Unsurprisingly, professional psychic scrubbers do not come cheap. Shaye charges $700 (£500) to cleanse and bless an apartment of my size and the rate increases for bigger homes. However, for $250 (£180) she performs space clearing from afar – all she needs is the property’s address and ideally some photographs.

“After the Bidens moved into the White House, I cleared it by distance because I thought that was an important thing to do,” says Shaye solemnly. “I did that as a good gesture for the country.”

The 40-room townhouse on Manhattan’s Upper East Side where Epstein, a convicted sex offender, abused young women and hosted friends including Prince Andrew and the film director Woody Allen was recently bought by Michael Daffey, a former Goldman Sachs executive, and his wife.

The couple paid $37 million below the original asking price. “The first order of business is a complete makeover — physically and spiritually,” said Stu Loeser, a spokesman for the family, refusing to confirm whether a healer was being employed alongside the interior designers. “It’s still in the early planning stages.”
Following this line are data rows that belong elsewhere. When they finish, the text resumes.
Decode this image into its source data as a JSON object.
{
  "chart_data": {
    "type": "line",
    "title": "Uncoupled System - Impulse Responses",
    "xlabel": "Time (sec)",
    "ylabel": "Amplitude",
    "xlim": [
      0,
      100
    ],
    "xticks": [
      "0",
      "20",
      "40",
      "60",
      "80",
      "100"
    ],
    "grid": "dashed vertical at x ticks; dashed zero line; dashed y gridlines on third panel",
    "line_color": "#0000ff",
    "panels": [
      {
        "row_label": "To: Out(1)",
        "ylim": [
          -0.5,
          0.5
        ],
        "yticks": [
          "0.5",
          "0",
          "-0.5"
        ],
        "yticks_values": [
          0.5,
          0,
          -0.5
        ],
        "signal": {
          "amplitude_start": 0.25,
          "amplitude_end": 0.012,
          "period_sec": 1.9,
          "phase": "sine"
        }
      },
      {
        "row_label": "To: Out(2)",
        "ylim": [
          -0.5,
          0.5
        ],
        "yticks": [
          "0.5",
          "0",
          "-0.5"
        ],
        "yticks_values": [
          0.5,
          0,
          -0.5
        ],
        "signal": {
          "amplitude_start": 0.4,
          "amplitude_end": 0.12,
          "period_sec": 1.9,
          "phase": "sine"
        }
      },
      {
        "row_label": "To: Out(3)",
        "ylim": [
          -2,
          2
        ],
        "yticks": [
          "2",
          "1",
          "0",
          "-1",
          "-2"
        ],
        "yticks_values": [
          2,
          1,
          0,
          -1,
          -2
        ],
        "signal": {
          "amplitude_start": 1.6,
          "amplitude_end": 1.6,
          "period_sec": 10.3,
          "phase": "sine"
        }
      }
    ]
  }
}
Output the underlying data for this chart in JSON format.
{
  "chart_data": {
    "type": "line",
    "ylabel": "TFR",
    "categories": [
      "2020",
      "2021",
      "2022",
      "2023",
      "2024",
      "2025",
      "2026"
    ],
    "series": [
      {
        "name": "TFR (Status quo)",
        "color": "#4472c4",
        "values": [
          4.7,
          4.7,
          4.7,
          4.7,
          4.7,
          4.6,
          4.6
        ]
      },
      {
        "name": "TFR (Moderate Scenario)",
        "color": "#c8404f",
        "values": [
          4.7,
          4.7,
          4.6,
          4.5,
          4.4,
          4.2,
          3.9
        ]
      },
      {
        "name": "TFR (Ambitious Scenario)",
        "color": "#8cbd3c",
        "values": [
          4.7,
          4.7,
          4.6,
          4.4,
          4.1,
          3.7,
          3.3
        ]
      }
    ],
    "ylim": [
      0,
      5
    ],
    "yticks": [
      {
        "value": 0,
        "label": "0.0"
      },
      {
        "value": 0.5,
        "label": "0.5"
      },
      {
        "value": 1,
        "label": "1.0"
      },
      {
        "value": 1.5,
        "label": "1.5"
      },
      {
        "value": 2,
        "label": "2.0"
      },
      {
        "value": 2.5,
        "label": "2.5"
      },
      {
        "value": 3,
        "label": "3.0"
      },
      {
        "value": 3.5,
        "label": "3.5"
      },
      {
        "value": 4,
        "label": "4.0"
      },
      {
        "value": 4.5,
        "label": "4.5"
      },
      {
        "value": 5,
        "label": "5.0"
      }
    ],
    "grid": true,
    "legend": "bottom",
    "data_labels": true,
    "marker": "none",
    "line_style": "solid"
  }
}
Epstein’s décor featured a taxidermied giraffe, a beach-themed dining room, a portrait of Bill Clinton wearing high-heels and a dress, and an entrance hallway lined with framed eyeballs, which were once made for injured soldiers and imported from England.

“If the new owners know anything about this work, and they understand or believe in energy at all, they absolutely need to have that house cleared,” says Shaye, turning her focus to my bedroom.

I am not fond of this room but am not sure whether that is due to lingering bad energy or just my cheap furniture. With eyes closed and outstretched arms, Shaye making juddering movements as if she is performing modern dance.

I mention how I often hear my tempestuous neighbours having blazing rows or sex on the other side of the wall. Shaye promises to put extra protection in this section as well as a “healing vortex” over my bed.

“It’s just to bring positive, high vibration energy into the room even more,” she says. “The room didn’t feel great, but it feels much better now.”

After a final few walk-throughs waving a burning incense stick, my apartment is reportedly fully cleansed. “It’s like a sacred space and now a there’s a protection around it so it should stay this way for a while,” says Shaye. “It’s usually good to do about once a year.”

Half the holy water is still left in the spray bottle; can I drink it? “It’s good to drink holy water except not this holy water because this is from tap water,” she says, before decanting the remainder for me to use later. “The plants love it.”

As Shaye leaves, she remembers a crucial nugget of advice. “It’s best to keep the loo seat down,” she says, “otherwise the life-force energy of the apartment gets drained out.”